Went for the Engelbert Humperdinck concert at Siri Fort auditorium on Sunday evening. The chief attraction was taking my mom, who wrote fan letters to him and Pat Boone and other golden boys back in the 1960s, but I was interested anyway. The first time I heard Engelbert’s voice was on his version of "Raindrops Keep Falling on My Head" on a 16 Super Oldies cassette. It was one of my favourite songs at the time, still is to an extent – soulful and stately, unlike the original version (which I heard much later) by B J Thomas. The original is faster, more playful and goes very well with the slapsticky bicycle scene featuring Paul Newman and Katharine Ross in Butch Cassidy and the Sundance Kid, the film for which it was written. But Engelbert’s version was deeper and more melodic and sent a thrill down my 11-year-old spine when he sang the words "So I just did me some talkin’ to the sun/And I said I didn’t like the way he got things done/Sleeping on the job/Wo-o-o...".
Later I heard some of his other songs, or covers of songs – in particular "A Man and a Woman" (evocative of the ethereal French film of the same title), "From Here to Eternity" and "Quando Quando Quando". It didn’t matter much what others said about him – that he was just a pretty voice without much depth or range, part of a generation of assembly-line crooners who didn’t write their own songs, that what he did wasn’t Art. Yarbles, I said, great bolshy yarblockos to the snobbery of the rock-n-roll brigade, I loved the songs and I loved the way he sang them.
What I don’t love is sitting in the Siri Fort auditorium for over an hour and a half, waiting for a concert to begin - first because of an injunction to be seated an hour in advance, and then because important attendees are stuck in Delhi traffic. I’m not a big fan of Siri Fort, a place where you can buy tickets for Rs 1500 and find yourself enjoying the same view as those who paid half as much. This auditorium incidentally is also where I’ve heard some of the stupidest words ever to issue from human lips, during speeches made at numerous film festival inaugurations. So we were all very glad that when the concert did finally get underway it just began, minus long preludes. Engelbert’s 13-member band started tuning up slowly, and then the man himself just sauntered on stage and began singing. The waiting and grumbling was quickly forgotten.
He started with one of his biggest hits, "A Man Without Love", pausing so the audience could complete the refrain for him; but there was hardly a hint of participation at this point. I sank low into my seat, convinced the concert would fall flat - my mom and I were discussing the likelihood that not many Delhiites of her generation would have been into Engelbert compared to say Bombay or Bangalore (where the concert tickets are being sold at much higher prices). But we needn’t have worried; it took some time for the audience to warm up but by the fifth or sixth song everyone was in the right mood, and the balding man seated in front of us commenced a series of "woo! woo!"s that somehow managed to be endearing rather than annoying.
As concerts by international artistes go this was relatively modest in scale, but then that’s what we were expecting.
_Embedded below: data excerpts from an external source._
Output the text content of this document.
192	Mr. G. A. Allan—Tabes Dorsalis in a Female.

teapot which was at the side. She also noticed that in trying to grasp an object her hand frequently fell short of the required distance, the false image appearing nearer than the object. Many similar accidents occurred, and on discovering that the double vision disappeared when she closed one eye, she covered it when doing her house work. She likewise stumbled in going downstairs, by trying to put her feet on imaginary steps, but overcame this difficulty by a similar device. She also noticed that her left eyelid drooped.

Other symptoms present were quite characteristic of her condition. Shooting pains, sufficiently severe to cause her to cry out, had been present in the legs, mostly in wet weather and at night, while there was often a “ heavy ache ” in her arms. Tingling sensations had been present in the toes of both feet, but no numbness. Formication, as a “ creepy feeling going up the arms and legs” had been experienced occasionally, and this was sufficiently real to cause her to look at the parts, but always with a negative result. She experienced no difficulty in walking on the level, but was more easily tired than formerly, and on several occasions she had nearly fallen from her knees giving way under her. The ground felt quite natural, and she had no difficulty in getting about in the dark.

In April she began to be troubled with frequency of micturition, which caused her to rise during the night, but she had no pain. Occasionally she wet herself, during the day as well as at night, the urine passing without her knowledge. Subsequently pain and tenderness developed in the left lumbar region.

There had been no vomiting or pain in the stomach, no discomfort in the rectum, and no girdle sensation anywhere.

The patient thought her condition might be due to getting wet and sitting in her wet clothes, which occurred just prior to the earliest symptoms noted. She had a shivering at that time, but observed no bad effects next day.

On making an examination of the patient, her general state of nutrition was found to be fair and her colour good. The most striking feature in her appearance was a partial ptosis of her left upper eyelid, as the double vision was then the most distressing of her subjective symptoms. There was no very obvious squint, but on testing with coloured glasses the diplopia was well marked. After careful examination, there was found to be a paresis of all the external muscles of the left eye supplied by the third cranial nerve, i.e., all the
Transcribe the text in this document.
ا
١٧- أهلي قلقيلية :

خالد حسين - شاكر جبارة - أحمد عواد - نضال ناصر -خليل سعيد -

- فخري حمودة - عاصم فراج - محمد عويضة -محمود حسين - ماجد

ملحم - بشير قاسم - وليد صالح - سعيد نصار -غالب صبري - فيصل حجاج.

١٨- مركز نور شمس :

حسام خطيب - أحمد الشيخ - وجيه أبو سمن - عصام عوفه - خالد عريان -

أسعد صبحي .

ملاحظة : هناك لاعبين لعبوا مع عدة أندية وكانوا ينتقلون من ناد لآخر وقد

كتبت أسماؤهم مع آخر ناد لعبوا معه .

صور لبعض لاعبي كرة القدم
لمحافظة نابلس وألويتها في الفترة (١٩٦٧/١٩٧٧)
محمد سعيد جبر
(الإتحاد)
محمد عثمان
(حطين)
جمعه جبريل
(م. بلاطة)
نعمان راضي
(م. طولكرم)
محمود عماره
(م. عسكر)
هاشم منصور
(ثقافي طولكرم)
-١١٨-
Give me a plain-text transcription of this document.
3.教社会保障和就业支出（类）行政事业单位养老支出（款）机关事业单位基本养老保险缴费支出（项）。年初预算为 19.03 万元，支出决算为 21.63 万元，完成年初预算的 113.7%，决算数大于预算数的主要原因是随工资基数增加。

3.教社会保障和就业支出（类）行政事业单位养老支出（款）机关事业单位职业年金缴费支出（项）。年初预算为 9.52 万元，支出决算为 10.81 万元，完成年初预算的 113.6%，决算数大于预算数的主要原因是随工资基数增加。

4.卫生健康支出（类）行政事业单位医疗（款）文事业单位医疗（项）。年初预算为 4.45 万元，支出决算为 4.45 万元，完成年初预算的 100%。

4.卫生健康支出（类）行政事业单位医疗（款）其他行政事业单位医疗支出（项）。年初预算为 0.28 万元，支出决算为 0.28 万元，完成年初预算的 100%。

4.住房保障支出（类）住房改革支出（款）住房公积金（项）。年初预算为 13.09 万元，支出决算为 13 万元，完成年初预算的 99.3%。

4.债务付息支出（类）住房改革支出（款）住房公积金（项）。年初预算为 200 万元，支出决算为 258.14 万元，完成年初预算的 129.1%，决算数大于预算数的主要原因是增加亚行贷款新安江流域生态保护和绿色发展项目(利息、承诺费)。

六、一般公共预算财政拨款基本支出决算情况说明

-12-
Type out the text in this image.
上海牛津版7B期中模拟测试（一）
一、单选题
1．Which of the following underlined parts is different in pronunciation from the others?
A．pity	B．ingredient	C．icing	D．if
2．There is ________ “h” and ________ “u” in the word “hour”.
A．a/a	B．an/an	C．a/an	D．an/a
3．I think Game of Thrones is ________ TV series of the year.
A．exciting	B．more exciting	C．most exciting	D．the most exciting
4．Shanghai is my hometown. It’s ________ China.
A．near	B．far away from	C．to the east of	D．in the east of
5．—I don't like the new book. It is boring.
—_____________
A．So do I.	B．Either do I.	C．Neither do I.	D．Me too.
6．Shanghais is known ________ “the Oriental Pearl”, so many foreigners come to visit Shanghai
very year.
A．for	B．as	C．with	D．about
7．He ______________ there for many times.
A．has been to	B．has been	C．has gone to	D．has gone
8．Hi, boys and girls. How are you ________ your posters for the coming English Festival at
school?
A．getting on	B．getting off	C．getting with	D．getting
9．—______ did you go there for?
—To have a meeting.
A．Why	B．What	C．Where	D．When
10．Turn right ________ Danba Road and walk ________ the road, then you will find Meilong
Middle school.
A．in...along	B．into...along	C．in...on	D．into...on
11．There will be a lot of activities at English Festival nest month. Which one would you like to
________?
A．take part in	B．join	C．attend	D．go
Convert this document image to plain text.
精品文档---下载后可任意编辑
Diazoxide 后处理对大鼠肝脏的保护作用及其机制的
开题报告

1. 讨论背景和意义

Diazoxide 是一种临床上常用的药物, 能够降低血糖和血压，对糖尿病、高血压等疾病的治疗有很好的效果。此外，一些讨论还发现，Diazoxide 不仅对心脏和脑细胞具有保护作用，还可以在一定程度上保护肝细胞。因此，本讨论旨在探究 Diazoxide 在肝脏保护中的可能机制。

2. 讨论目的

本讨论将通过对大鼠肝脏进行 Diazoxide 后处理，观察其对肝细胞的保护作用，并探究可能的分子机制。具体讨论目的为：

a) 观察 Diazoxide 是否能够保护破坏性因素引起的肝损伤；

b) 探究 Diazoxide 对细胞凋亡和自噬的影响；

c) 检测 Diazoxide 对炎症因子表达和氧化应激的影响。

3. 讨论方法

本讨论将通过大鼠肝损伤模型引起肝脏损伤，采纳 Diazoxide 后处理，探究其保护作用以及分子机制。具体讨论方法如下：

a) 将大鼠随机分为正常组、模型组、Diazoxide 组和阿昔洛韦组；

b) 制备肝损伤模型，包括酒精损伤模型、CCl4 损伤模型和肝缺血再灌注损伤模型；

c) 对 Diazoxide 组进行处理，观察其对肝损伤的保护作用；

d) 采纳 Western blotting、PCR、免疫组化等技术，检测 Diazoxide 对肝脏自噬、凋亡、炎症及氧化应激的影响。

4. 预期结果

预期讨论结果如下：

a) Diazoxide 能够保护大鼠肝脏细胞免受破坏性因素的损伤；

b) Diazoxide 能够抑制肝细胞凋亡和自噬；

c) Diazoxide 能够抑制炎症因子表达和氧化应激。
Most of the audience was aged between 40 and 55, there were no spectacular light-and-sound displays, just a 69-year-old man singing one love song after another with a lot of panache. You don’t pore over the lyrics of the kinds of songs Engelbert sings, which meant that apart from the older tracks (because we were all familiar with those anyway) there was a certain sameness to the numbers; one song segued into the next, the music was hummable but unexceptional and what really held it all together was the golden voice and the occasional showing off by individual band members. But the concert was at its best when the instruments weren’t allowed to drown out the singing.
There were some nice stand-up comedy interludes too: Engelbert (who by the way has a wonderfully resonant speaking voice too, which isn’t a given when you’re a good singer) did some mimickry, took part in a cheerfully risqué act with a thong that was brought onstage for him to autograph; made digs at Tom Jones, did an imitation of Michael Jackson’s Moonwalk, even an Elvis-style bump-and-grind routine. He’s sprightly for his age but I suppose you can expect that once you know he does up to 140 concerts per year(!!). There were signs of tiring late in the proceedings; he started pausing more between sentences while he was talking, sang a couple of numbers sitting down ("because I’m almost 33, you know," he joked), took water breaks. Fortunately he found the energy to end the show in style, with a medley of songs including "Quando Quando Quando" and the classic "Release Me", and finally a rousing version of "My Way" (for many, that would engender unfavourable comparisons with Ol’ Blues Eyes Sinatra, but I love every conceivable version of that track, even Sid Vicious’s snarling, petulant one).
My one regret: Engelbert didn’t sing "A Man and a Woman". (I didn’t expect, or want, him to perform the intimate "Raindrops..." in this setting, with back-up musicians.) But that apart, it was a great night. As we left, my mother and her childhood friend, who had also come along, joked about the goofy expressions on the faces of the elderly ladies exiting the auditorium. "Now they’ll all have to go back home to their cranky husbands," they giggled. And boast that a nearly 70-year-old singer with black-dyed sideburns had released them from reality for an evening.